Verletzung im Recht auf Achtung des Privat- und Familienlebens durch die angeordnete Ausweisung des minderjährig und unbegleitet nach Österreich gekommenen Beschwerdeführers wegen gänzlicher Unterlassung der gebotenen und auf den zu beurteilenden Einzelfall bezogenen Interessenabwägung; Ablehnung der Beschwerdebehandlung hinsichtlich der Abweisung des Antrages auf internationalen Schutz bezüglich der Zuerkennung des Status des Asylberechtigten und des subsidiär Schutzberechtigten

Spruch

I. Den Anträgen auf Gewährung der Verfahrenshilfe wird stattgegeben.

II. Die Beschwerdeführer sind durch die angefochtene Entscheidung, soweit sie die Ausweisung aus dem österreichischen Bundesgebiet anordnet, im verfassungsgesetzlich gewährleisteten Recht auf Achtung des Privat- und Familienlebens gemäß Art 8 EMRK verletzt worden.

Die bekämpfte Entscheidung wird insoweit aufgehoben.

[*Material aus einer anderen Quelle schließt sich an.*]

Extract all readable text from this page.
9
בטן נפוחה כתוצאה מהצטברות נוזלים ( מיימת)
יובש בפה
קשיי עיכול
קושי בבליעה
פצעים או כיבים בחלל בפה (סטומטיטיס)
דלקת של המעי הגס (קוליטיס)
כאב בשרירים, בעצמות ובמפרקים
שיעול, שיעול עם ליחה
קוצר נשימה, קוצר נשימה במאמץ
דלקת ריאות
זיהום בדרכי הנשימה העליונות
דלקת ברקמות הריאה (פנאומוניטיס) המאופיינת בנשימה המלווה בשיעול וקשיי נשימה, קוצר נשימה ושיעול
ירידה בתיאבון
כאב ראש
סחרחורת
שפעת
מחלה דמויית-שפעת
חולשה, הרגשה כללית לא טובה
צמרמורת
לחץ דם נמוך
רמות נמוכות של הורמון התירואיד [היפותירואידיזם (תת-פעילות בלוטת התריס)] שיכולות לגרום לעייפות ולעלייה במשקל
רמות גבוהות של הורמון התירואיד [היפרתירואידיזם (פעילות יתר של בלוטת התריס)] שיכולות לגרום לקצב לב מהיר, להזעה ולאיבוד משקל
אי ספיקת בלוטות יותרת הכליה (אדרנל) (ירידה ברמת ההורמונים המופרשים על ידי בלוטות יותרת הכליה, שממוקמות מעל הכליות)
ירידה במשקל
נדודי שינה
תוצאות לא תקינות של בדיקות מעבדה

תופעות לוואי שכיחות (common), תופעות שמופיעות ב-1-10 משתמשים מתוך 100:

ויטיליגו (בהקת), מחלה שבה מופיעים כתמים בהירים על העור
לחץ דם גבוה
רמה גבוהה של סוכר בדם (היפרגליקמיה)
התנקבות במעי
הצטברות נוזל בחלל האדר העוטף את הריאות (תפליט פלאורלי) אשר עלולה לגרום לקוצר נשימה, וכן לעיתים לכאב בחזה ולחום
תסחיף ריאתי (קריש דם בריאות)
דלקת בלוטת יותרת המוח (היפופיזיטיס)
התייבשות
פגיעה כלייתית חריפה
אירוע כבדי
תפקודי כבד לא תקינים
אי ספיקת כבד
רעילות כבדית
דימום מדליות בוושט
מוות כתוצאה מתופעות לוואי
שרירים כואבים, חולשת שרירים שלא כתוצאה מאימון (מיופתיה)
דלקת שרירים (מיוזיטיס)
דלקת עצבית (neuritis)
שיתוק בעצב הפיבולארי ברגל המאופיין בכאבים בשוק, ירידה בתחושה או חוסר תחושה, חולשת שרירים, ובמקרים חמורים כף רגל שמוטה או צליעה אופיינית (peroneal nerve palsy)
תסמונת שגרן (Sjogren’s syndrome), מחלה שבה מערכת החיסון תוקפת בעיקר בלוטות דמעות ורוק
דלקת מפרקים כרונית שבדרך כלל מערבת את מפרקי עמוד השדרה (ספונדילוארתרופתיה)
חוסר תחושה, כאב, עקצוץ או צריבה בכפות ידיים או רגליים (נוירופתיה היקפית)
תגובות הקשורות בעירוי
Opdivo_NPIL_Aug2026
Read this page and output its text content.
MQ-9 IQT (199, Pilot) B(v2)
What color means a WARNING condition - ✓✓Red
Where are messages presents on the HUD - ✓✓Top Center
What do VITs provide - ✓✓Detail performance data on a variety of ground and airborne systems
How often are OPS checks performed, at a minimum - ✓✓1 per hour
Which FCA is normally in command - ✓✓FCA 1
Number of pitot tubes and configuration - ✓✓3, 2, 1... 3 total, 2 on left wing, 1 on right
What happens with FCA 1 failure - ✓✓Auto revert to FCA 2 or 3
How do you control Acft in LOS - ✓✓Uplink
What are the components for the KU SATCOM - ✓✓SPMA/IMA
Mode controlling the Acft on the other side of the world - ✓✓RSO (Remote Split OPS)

Der Bund (Bundeskanzler) ist schuldig, den Beschwerdeführern zuhanden ihres Rechtsvertreters die mit € 800,- bestimmten Prozesskosten binnen 14 Tagen bei sonstiger Exekution zu ersetzen.

III. Die Behandlung der Beschwerde wird abgelehnt, soweit sie sich gegen die Abweisung der Anträge auf internationalen Schutz in Bezug auf die Zuerkennung des Status des Asylberechtigten und des subsidiär Schutzberechtigten richtet.

Begründung

Entscheidungsgründe:

I. 1.1. Der am geborene Erstbeschwerdeführer und die am geborene Zweitbeschwerdeführerin (Ehefrau des Erstbeschwerdeführers) sind Staatsangehörige der Republik Kosovo und gehören der goranischen Volksgruppe an. Sie stellten am Anträge auf internationalen Schutz. Die Drittbeschwerdeführerin, die Tochter des Erst- und der Zweitbeschwerdeführerin, wurde am im österreichischen Bundesgebiet geboren und stellte am , vertreten durch ihre Mutter, einen Antrag auf internationalen Schutz.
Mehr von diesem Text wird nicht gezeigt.